Contriving gel polymer electrolyte to drive quasi-solid-state high-voltage Li metal batteries at ultra-low temperatures

Abstract

Gel polymer electrolytes (GPEs) synergizing the benefits of solid and liquid electrolytes are promising electrolyte candidates for future Li metal batteries (LMBs). However, the poor performance of current GPEs in subzero temperatures, particularly in extremely cold conditions, limits their practical applications. Here, we contrive a new and simple GPE recipe for low-temperature operation only using common electrolyte components, viz. single-solute LiBF4 (Li salt and initiator), polymeric monomer 1,3-Dioxolane (DOL), and high-dielectric-constant solvent fluoroethylene carbonate (FEC), demonstrating unique multiple-function of each component and achieving fast kinetics and interfacial stability at -60 ~-20 °C. New insights into how the solvation structures evolve during in-situ polymerization are proposed. Distinctive Li+ solvation structures involve Poly-DOL, BF4- and FEC, regulating stable solid electrolyte interphases, which contain robust LiF and Li+-conducting LixBOyFz.
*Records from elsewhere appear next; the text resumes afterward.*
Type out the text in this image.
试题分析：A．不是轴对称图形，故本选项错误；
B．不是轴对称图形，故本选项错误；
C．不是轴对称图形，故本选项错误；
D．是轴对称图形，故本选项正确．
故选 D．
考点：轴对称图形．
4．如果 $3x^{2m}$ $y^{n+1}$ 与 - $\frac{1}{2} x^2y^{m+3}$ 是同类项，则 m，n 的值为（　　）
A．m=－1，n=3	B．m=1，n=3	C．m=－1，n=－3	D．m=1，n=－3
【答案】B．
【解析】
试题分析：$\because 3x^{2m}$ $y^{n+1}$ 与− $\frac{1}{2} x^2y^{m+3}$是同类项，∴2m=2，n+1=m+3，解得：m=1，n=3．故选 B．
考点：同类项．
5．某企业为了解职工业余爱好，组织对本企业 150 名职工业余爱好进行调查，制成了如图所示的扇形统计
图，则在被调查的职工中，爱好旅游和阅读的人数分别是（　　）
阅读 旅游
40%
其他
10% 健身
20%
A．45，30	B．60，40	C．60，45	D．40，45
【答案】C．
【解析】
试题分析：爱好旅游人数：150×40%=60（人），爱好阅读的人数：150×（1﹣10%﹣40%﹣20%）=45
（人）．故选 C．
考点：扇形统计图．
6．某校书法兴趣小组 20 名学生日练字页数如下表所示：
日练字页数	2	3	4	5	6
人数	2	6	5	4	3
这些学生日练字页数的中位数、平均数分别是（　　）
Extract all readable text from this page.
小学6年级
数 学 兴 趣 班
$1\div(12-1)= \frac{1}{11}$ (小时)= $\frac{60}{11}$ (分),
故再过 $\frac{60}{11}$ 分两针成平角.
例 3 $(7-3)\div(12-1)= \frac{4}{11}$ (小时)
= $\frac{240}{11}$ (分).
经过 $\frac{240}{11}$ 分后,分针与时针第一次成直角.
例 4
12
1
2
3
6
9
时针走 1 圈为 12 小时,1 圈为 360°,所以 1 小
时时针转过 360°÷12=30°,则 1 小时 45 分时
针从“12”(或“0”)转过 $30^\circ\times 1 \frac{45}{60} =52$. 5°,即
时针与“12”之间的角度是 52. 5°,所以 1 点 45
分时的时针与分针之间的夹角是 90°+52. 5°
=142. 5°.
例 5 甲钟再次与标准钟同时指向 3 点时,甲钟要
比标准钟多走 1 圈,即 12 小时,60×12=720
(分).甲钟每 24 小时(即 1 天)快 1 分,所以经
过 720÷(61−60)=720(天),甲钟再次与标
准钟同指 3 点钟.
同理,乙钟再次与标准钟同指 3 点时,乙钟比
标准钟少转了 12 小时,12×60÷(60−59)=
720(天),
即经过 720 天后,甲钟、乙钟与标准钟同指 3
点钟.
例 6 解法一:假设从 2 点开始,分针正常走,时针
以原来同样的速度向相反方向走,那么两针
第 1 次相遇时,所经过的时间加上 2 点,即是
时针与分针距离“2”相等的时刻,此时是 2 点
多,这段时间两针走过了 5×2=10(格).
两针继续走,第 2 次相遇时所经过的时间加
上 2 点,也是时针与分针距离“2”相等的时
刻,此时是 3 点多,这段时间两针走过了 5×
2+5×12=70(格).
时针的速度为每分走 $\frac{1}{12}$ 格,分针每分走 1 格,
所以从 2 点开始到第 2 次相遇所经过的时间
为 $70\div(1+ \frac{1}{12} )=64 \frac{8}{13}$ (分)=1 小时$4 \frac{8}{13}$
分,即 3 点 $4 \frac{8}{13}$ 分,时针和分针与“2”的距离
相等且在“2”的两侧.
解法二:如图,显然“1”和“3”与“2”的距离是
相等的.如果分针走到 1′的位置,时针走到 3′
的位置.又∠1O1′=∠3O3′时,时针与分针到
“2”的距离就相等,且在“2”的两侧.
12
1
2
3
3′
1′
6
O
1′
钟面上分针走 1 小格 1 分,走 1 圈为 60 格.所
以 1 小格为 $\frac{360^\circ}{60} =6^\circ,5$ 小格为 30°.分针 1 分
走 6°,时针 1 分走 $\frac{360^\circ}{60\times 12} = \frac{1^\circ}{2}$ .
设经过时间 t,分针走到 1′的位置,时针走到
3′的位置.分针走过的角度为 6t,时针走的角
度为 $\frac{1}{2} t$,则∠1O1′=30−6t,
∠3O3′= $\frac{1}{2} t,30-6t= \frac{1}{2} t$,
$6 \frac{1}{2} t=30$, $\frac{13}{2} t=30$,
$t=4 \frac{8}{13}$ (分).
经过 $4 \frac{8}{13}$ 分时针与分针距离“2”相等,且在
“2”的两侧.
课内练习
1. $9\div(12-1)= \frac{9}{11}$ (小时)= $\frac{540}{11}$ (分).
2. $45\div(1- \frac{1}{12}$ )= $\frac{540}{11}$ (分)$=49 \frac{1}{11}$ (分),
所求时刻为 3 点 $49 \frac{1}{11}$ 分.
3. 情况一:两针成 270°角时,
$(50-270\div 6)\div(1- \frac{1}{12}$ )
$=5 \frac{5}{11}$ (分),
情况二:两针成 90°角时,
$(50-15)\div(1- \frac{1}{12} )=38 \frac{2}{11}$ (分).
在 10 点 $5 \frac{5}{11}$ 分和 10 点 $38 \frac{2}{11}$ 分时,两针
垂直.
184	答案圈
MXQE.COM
Consequently, Li|GPE|LiNi0.8Co0.1Mn0.1O2 and Li|GPE|LiCoO2 cells release impressive capacities of ~142 and ~155 mAh g-1 at -20 °C, with excellent capacity retention of 94% (200 cycles) and 96% (350 cycles), respectively. Notably, the GPE enables Li//LiCoO2 pouch cells to operate as low as -60 °C, delivering a high capacity of ~112 mAh g-1, which represents the lowest operating temperature and the competitive performance (capacity and cycling life) for high-voltage LMBs reported to date in the GPE field.